Quant à Al-Azhar, il lui reproche de ne pas avoir relu le livre
de Baraka et de ne pas l'avoir interdit ! « Iqbal
Baraka a renié un principe fondamental de l'islam en déclarant
que le port du voile n'est pas une obligation religieuse mais
une simple coutume d'origine perse », affirme l'avocat.
L'affaire a fait
revenir aux esprits les procès intentés au milieu des années
1990 contre certains écrivains comme Nasr Hamed Abou-Zeid qui
a été accusé d'apostasie et condamné à divorcer de sa femme !
Le couple avait fini par quitter le pays.

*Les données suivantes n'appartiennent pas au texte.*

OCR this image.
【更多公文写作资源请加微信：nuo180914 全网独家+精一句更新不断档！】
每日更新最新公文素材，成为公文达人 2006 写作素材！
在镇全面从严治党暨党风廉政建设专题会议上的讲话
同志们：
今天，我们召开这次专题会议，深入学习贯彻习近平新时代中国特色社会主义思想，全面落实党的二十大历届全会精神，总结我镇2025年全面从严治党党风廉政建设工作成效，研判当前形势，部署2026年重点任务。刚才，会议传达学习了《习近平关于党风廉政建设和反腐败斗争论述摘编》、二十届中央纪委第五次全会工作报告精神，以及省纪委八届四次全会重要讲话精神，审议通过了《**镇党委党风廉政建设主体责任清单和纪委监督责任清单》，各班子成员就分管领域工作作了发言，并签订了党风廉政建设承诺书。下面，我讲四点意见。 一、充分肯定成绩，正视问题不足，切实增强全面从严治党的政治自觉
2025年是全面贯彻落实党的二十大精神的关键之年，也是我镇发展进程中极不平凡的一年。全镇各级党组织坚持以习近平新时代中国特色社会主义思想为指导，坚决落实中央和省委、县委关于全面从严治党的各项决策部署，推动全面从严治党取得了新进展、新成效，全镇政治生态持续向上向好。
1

Les intellectuels
dénoncent toute tutelle sur la liberté de pensée et d'expression.
« Il est honteux que de tels procès soient aujourd'hui
encore intentés », regrette Iqbal Baraka qui qualifie
cette affaire de « tempête dans un verre d'eau ».
Son livre, publié il y a un an et demi par la maison d'édition
Rose Al-Youssef sans avoir soulevé la moindre critique,
défend la thèse selon laquelle le voile est une tradition qui
prévalait avant l'islam et ne constitue en aucun cas une obligation
religieuse.
Pour Iqbal Baraka,
cette affaire n'est qu'une tentative naïve de la part d'un avocat
inconnu de se faire une renommée. « Les idées traitées
dans le livre en question sont fondées sur des arguments et
des preuves du Coran, de la Sunna (tradition du prophète)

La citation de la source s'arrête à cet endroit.